Makin banjak wanita dan ibu jang bekerdja diluar rumah tangga, makin besar kebutuhan akan tempat penitipan anak dan baji. Djika dulu salah seorang saudara atau adik wanita ditetapkan untuk tinggal dirumah, sedangkan ibu bekerdja, namun sekarang gadis2 itupun mempunjai hasrat untuk bekerdja, untuk mentjari nafkah sendiri dan tidak dalam kedudukan jang tergantung kepada saudara atau orang tua.
Pembantu rumahtangga jang dulu dapat dianggap anggota keluarga jang rendah kedudukannja, dibajar dengan murah sadja, pada waktu sekarang ini tidak dapat berlaku lagi. Pembantu rumahtangga mempunjai pengertian tentang harga tenaga kerdjanja, dan mengerti pula, bahwa lapangan kerdja tidak terbatas pada keluarga jang diikuti sadja.
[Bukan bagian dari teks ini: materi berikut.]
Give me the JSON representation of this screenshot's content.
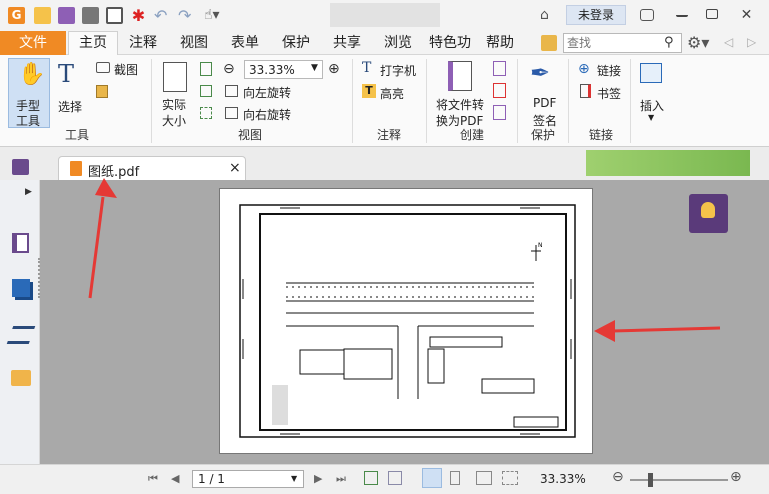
{
  "window": {
    "login_label": "未登录"
  },
  "menu": {
    "file": "文件",
    "items": [
      "主页",
      "注释",
      "视图",
      "表单",
      "保护",
      "共享",
      "浏览",
      "特色功",
      "帮助"
    ],
    "search_placeholder": "查找"
  },
  "ribbon": {
    "hand_tool": "手型工具",
    "hand_tool_l1": "手型",
    "hand_tool_l2": "工具",
    "select": "选择",
    "screenshot": "截图",
    "group_tools": "工具",
    "actual_size_l1": "实际",
    "actual_size_l2": "大小",
    "zoom_value": "33.33%",
    "rotate_left": "向左旋转",
    "rotate_right": "向右旋转",
    "group_view": "视图",
    "typewriter": "打字机",
    "highlight": "高亮",
    "group_comment": "注释",
    "convert_l1": "将文件转",
    "convert_l2": "换为PDF",
    "group_create": "创建",
    "pdf_sign_l1": "PDF",
    "pdf_sign_l2": "签名",
    "group_protect": "保护",
    "link": "链接",
    "bookmark": "书签",
    "group_link": "链接",
    "insert": "插入"
  },
  "tab": {
    "filename": "图纸.pdf",
    "close": "×"
  },
  "drawing": {
    "north": "N"
  },
  "status": {
    "page": "1 / 1",
    "zoom": "33.33%"
  },
  "colors": {
    "accent_orange": "#f08a24",
    "brand_purple": "#6a4a8c",
    "annotation_red": "#e53935"
  }
}
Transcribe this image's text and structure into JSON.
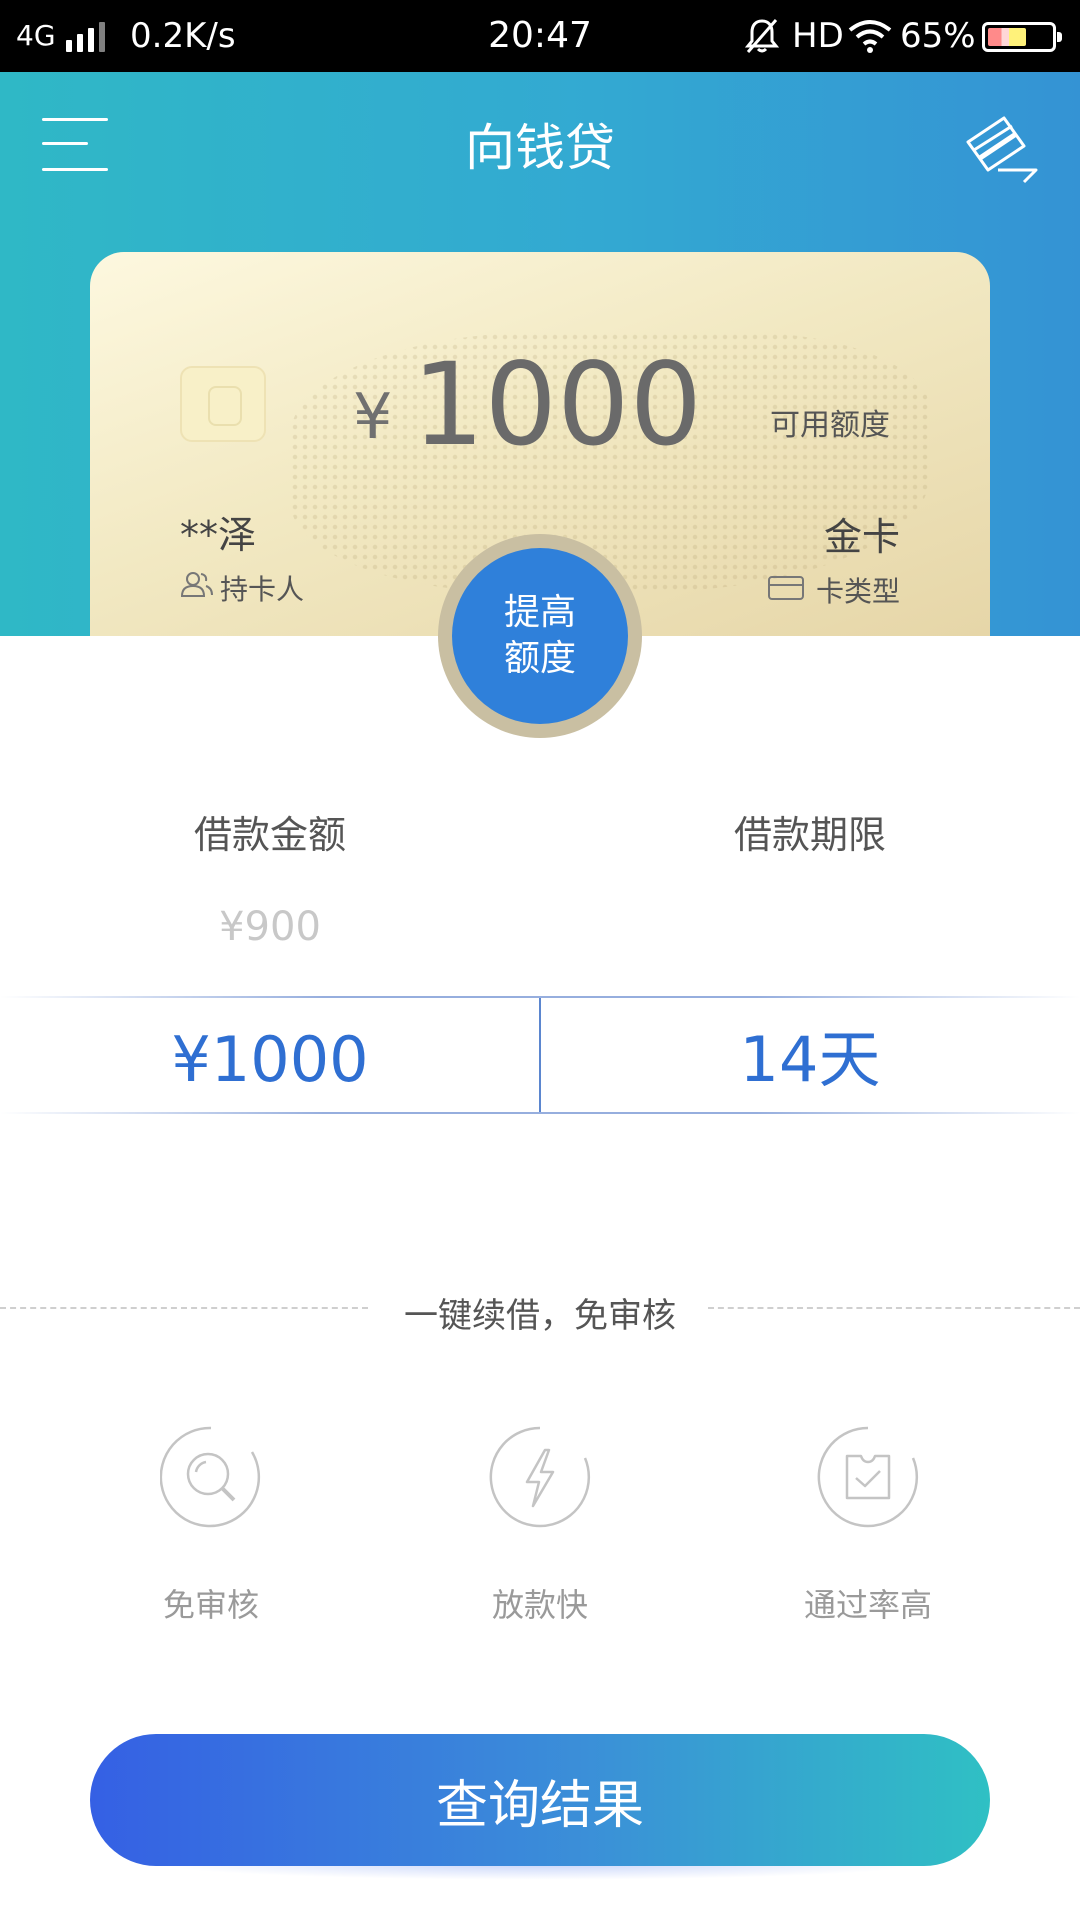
{
  "status_bar": {
    "network": "4G",
    "speed": "0.2K/s",
    "time": "20:47",
    "hd": "HD",
    "battery": "65%"
  },
  "header": {
    "title": "向钱贷",
    "menu_icon": "menu-icon",
    "right_icon": "credit-card-icon"
  },
  "card": {
    "currency": "¥",
    "amount": "1000",
    "available_label": "可用额度",
    "holder_name": "**泽",
    "holder_label": "持卡人",
    "card_type": "金卡",
    "card_type_label": "卡类型"
  },
  "raise_button": {
    "line1": "提高",
    "line2": "额度"
  },
  "loan": {
    "amount_label": "借款金额",
    "term_label": "借款期限",
    "amount_option_above": "¥900",
    "selected_amount": "¥1000",
    "selected_term": "14天"
  },
  "slogan": "一键续借，免审核",
  "features": [
    {
      "label": "免审核",
      "icon": "search-icon"
    },
    {
      "label": "放款快",
      "icon": "lightning-icon"
    },
    {
      "label": "通过率高",
      "icon": "check-ticket-icon"
    }
  ],
  "query_button": "查询结果",
  "colors": {
    "header_start": "#2fb8c6",
    "header_end": "#3493d4",
    "accent_blue": "#2f6fd2",
    "raise_button": "#2f80da",
    "button_start": "#3560e4",
    "button_end": "#2fc0c4"
  }
}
Demikianlah, maka hak bekerdja bagi wanita jang mulai digunakan dengan baik, hak kerdja jang akan memberikan kedudukan jang zelfatadig (independen—red) kepada wanita, mendjumpai kesulitan2 jang fondamentil, jaitu tentang pemeliharaan dan keselamatan anak2nja.
Hak bekerdja bagi wanita dengan perlindungan bagi ibu dan anak sehingga hak tersebut betul2 dapat digunakan dengan maksimal dapat didjumpai di negeri2 sosialis dan di negeri2 demokrasi rakjat, seperti dapat kita saksiskan di Uni Sovjet, di RRT, dll.
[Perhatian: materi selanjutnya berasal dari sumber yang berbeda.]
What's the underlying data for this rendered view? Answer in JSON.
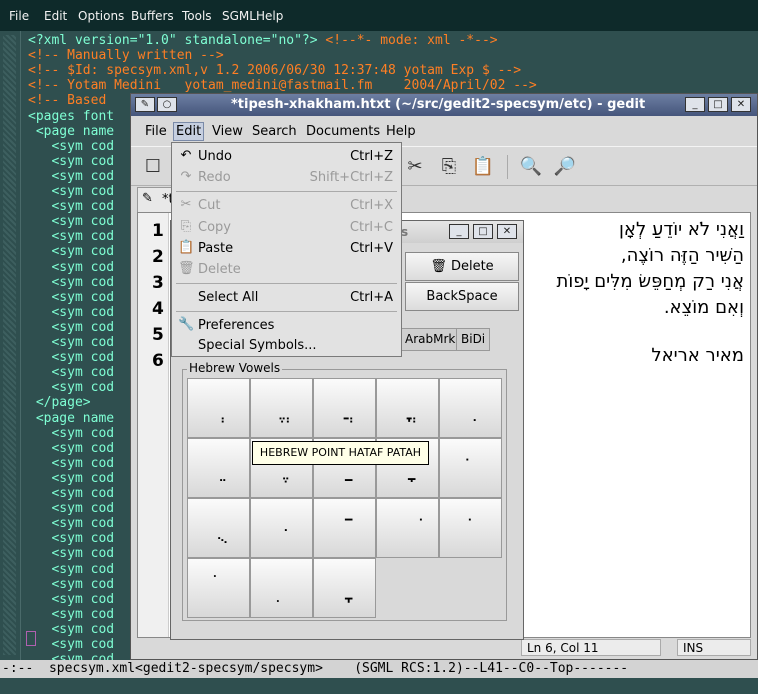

Banjak pengalaman jang dikemukakan utusan2 wanita dalam Kongres SOBSI, bagaimana kaum ibu jang bekerdja tidak mendapatkan konduite jang baik oleh karena sering terlambat datang, sering tidak masuk, sering pulang lebih dulu, itu semua oleh karena adanja soal2 tentang anak, anak jang sakit, anak jang harus diantar kesekolah, pembantu jang tidak datang dan lain sebagainja. Tidak kurang pahit pula pengalaman pekerdja dan pegawai wanita, jang sering harus menelan sindiran teman2nja sekantor, sewaktu datang terlambat atau pulang lebih dulu.
Apa jang harus diperbuat oleh kaum wanita dalam mengatasi masalah2 tersebut diatas? Dalam serikatburuh2, persoalan jang menjangkut madjikan, pengusaha dan kepala2 djawatan dapat diperdjoangkan. Akan tetapi soal ini sebenarnja menjangkut pula masalah wanita pada keseluruhannja.
Perbedaan dalam upah dan djaminan sosial serta djabatan2, adalah bentuk2 jang njata dari diskriminasi jang masih terdjadi di tanah air kita. Hak sama jang mendjadi tudjuan wanita Indonesia, jang tertjantum dalam Undang2 Dasar Republik Indonesia setjara garis besarnja dalam praktek sehari2 masih mengalami kerentanan2. Oleh karena itu maka perdjoangan untuk hak sama dilapangan upah ini harus dilakukan oleh semua kaum wanita, baik jang berada dilingkungan perburuhan, dipertanian dan dilain2 bidang.
Demikian pula halnja dengan hak untuk mendapatkan djaminan sosial seperti tempat penitipan anak. Sebab apa artinja ada hak untuk bekerdja, djika dalam prakteknja hak tersebut tidak dapat dijalankan, oleh karena dihalangi, oleh karena tidak adanja djaminan bagi anak jang ditinggalkan.
Kaum buruh wanita dan kaum buruh wanita dari semua golongan hendaknja mengadakan kerdjasama jang erat untuk dapat mentjapai tudjuannja, jaitu hilangnja diskriminasi dalam segala bidang dan dalam bentuk apapun.
Catatan: Redaksi Diakronik.com menuliskan kembali esai Setiati Surasto yang dimuat Harian Rakjat tanpa mengubah penggunaan kata dan struktur kalimat. Pemuatan ulang sebagai bagian kerja-kerja kliping yang kami lakukan.
Dalam esai Setiati, kita dapat mengetahui isu perempuan terkait upah layak, diskriminasi, fasilitas penitipan anak di tempat kerja, cuti hamil dan melahirkan, serta kedudukan dan upah layak bagi pekerja rumah tangga merupakan isu penting yang sudah diperjuangkan sejak lama. Namun, hingga saat ini, isu-isu tersebut masih menjadi momok bagi perempuan Indonesia yang harus dilawan!